The Hemp Farming Act of 2018 was placed on a fast-track through the U.S. Senate on Monday, allowing it to skip the typical committee hurdles that newly-announced bills ordinarily face.
Truth in Media reported last month that Senate Majority Leader Mitch McConnell (R-KY) had introduced the bill along with bipartisan cosponsors Sens. Rand Paul (R-KY), Ron Wyden (D-OR), and Jeff Merkley (D-OR).
The proposal would legalize hemp by eliminating its status as a controlled substance. It would also allow the cultivation and sale of hemp, creating an industrial marketplace. Additionally, it would let scientists apply for Agriculture Department grants for research into hemp and farmers obtain crop insurance for hemp crops.
Michael Koempel of the Congressional Research Service, describing how fast-tracking works in the U.S. Senate, wrote:
When a Senator introduces a bill or joint resolution, or a House-passed bill or joint resolution is received in the Senate from the House, the measure is often referred to committee, pursuant to provisions of Senate Rules XIV, XVII, and XXV. The Senate may, however, use provisions of Senate Rule XIV to bypass referral of a bill or joint resolution to a Senate committee, and have the measure placed directly on the Senate Calendar of Business. Although placing a bill or joint resolution directly on the calendar does not guarantee that the full Senate will ever consider it, the measure is available for floor consideration and certain procedural steps or requirements may be obviated. Such procedural steps include committee reporting or discharging a committee from a bill’s consideration, and such procedural requirements include the two-day availability of a committee report.

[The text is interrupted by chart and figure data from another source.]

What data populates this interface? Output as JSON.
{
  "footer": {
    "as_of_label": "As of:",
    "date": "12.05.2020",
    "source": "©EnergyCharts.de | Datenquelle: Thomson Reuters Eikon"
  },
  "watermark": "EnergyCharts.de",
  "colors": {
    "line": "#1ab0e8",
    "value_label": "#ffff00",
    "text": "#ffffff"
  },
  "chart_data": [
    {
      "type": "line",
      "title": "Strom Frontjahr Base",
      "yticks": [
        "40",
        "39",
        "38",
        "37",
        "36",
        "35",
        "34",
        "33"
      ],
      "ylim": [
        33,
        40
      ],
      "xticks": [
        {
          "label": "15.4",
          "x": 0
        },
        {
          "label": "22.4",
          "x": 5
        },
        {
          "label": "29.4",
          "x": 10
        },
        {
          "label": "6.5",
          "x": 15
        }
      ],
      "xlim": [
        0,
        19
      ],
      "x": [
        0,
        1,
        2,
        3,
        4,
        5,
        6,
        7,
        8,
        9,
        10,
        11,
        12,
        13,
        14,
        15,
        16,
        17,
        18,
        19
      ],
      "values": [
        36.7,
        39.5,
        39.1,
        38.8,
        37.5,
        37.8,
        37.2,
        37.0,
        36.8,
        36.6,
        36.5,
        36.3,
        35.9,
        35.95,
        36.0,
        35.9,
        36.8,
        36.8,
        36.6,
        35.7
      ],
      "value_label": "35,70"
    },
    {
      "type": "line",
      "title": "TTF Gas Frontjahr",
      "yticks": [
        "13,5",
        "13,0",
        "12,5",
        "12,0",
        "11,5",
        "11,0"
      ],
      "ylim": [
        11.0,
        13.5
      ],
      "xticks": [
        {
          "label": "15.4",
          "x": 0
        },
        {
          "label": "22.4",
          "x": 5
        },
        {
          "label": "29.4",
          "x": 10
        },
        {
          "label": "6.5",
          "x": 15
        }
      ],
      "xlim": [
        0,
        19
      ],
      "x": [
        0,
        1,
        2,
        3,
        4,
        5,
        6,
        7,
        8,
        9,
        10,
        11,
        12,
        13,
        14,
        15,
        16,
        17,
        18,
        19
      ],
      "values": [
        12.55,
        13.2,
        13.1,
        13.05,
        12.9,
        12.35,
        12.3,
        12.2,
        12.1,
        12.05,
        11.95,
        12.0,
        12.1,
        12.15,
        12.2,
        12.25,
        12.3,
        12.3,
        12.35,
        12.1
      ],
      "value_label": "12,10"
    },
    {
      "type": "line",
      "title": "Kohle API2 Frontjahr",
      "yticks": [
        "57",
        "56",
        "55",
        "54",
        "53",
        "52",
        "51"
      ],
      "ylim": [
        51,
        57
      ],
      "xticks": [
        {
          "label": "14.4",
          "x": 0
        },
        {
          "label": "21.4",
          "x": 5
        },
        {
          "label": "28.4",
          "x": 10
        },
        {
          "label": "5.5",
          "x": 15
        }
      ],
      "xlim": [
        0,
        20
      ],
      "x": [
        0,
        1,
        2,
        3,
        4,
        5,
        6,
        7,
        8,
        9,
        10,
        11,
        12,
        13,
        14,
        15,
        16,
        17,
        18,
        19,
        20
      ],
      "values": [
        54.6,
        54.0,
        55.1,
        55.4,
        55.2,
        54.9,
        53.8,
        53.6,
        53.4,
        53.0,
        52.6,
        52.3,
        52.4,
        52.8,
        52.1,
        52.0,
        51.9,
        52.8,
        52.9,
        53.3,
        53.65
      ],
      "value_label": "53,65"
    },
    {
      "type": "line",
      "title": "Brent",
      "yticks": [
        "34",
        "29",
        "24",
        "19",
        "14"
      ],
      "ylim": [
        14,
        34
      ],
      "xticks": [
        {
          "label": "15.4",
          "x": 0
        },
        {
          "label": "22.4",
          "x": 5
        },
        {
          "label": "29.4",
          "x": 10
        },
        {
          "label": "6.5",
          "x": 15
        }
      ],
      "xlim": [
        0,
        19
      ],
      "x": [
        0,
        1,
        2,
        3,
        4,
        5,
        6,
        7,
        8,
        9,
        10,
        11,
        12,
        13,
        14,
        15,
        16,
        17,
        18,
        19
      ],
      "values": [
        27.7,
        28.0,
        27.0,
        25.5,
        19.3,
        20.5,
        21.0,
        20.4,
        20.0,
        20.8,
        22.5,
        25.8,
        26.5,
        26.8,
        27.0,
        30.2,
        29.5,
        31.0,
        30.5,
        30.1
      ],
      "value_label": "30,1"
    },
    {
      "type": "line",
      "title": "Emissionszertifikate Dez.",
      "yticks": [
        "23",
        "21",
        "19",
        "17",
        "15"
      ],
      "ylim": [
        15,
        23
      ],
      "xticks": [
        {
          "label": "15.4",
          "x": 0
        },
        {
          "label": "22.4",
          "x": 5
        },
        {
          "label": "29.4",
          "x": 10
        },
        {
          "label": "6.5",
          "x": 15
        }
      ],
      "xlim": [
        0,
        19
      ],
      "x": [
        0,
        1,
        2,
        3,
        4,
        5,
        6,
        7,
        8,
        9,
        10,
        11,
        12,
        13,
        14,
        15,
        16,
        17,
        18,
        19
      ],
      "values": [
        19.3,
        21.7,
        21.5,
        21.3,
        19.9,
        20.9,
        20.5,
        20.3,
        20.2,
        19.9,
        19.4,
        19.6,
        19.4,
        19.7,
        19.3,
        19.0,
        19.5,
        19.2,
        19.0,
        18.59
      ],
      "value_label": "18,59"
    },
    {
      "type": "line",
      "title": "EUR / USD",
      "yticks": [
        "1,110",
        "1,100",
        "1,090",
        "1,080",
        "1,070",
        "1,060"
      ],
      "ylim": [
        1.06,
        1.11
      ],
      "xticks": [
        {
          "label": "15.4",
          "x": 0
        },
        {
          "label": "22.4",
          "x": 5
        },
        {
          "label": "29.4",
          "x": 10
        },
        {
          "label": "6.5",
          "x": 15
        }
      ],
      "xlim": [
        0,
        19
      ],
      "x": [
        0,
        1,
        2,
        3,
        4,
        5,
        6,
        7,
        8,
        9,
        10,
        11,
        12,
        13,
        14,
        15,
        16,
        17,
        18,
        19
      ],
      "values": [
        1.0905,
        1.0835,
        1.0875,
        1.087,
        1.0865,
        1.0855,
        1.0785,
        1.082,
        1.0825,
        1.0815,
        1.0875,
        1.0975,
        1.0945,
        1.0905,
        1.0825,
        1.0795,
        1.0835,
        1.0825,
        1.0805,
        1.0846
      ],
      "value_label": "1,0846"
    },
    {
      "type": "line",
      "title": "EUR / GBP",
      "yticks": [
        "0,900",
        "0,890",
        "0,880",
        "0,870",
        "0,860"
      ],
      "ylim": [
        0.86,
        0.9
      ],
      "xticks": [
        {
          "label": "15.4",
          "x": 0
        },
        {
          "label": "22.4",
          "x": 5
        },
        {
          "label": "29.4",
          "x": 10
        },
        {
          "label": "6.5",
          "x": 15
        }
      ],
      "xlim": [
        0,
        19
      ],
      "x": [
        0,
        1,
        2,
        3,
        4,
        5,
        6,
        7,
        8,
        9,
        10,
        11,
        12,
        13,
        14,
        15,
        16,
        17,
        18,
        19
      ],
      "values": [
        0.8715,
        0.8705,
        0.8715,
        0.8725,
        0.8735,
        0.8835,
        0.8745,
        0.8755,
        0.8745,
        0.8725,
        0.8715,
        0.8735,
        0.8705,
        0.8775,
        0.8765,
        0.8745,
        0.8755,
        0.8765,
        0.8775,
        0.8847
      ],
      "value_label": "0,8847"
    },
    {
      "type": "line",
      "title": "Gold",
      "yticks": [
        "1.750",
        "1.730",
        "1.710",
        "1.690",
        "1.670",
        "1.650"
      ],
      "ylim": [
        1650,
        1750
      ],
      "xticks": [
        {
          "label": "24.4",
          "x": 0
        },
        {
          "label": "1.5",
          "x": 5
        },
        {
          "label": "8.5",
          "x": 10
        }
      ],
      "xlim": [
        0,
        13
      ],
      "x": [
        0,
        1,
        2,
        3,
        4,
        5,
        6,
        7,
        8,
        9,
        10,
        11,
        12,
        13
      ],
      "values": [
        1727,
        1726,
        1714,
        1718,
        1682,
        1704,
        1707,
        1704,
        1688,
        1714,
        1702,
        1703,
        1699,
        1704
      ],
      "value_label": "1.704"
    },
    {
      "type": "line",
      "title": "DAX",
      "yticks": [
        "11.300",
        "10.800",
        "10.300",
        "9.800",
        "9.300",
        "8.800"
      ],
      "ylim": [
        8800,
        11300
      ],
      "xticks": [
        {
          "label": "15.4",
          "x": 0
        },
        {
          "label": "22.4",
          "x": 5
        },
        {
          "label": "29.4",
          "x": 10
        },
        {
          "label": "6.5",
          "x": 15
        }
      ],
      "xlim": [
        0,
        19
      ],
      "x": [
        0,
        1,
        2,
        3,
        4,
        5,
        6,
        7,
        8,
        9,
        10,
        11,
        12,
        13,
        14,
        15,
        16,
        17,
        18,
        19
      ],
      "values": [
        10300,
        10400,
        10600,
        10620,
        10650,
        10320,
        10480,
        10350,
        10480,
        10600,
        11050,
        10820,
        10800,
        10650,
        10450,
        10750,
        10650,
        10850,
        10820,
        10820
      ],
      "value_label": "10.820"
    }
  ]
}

A spokesperson for Senator McConnell told The Hill that the majority leader has yet to announce when the bill will be taken up for a vote.
“I am proud to introduce the bipartisan Hemp Farming Act of 2018, which will build upon the success of the hemp pilot programs and spur innovation and growth within the industry. By legalizing hemp and empowering states to conduct their own oversight plans, we can give the hemp industry the tools necessary to create jobs and new opportunities for farmers and manufacturers around the country,” Senator McConnell said in a statement.
Senator Wyden, a Democrat and cosponsor of the bill, wrote in a statement, “It is far past time for Congress to pass this commonsense, bipartisan legislation to end the outrageous anti-hemp, anti-farmer and anti-jobs stigma that’s been codified into law and is holding back growth in American agriculture jobs and our economy at large. Hemp products are made in this country, sold in this country and consumed in this country. Senator McConnell, our colleagues and I are going to keep pushing to make sure that if Americans can buy hemp products at the local supermarket, American farmers can grow hemp in this country.”
Congressman James Comer (R-Ky.) is set to introduce a companion hemp legalization bill in the U.S. House of Representatives.